Zhipu GLM-5V-Turbo sparks a "misfire," and the war of domestic multimodal agents is on the verge of breaking out.
In the fierce competition among domestic large models, Zhipu's GLM series has always held a trump card of great commercial value: extremely strong coding ability.
As the main form of AI shifts from large language models to agents, the industry competition has entered the second half. Developers and development ecosystems are the groups with the strongest willingness to pay.
However, the expectations of industry giants for AI are obviously not limited to an "outsourced programmer." Only by becoming an all - around agent that can truly take over the system workflow can AI enter the lives of ordinary people.
Therefore, a powerful AI is far from enough just by typing on the keyboard. It must have "eyes" to examine web page layouts, understand posters and charts, and even comprehend various non - text complex information on the GUI.
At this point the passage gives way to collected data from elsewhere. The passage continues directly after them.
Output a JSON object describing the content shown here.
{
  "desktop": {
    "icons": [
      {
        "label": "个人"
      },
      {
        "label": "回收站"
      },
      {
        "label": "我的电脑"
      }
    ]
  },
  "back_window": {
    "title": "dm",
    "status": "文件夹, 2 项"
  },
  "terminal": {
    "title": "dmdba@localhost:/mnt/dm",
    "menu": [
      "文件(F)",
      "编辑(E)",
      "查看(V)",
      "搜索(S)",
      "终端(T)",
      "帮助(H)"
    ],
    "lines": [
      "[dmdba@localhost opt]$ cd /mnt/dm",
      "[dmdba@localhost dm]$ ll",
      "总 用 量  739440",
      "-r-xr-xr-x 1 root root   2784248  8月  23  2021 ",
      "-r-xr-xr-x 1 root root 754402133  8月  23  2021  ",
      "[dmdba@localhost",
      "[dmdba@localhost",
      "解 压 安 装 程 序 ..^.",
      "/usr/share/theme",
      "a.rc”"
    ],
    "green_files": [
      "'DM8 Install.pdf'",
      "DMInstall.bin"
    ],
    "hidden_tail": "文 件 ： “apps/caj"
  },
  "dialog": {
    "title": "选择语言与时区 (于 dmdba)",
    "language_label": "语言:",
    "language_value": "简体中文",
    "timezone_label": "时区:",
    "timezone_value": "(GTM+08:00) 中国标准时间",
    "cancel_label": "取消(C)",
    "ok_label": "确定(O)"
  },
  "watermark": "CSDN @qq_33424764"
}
A few days ago, DeepSeek's gray - scale test of the "image recognition mode" fired the first shot.
Now, Zhipu is also closely following and officially launching a new exploration in the multimodal field. In the technical report of the latest model GLM - 5V - Turbo, we can clearly see that this is Zhipu's new charge towards the native multimodal agent, and also a confession full of technological brute force, engineering compromises, and business considerations.
01
The Violent Aesthetics and Micro - operation Art of the Visual Foundation
The idea of adding visual capabilities to large language models has been frequently attempted in the past few years.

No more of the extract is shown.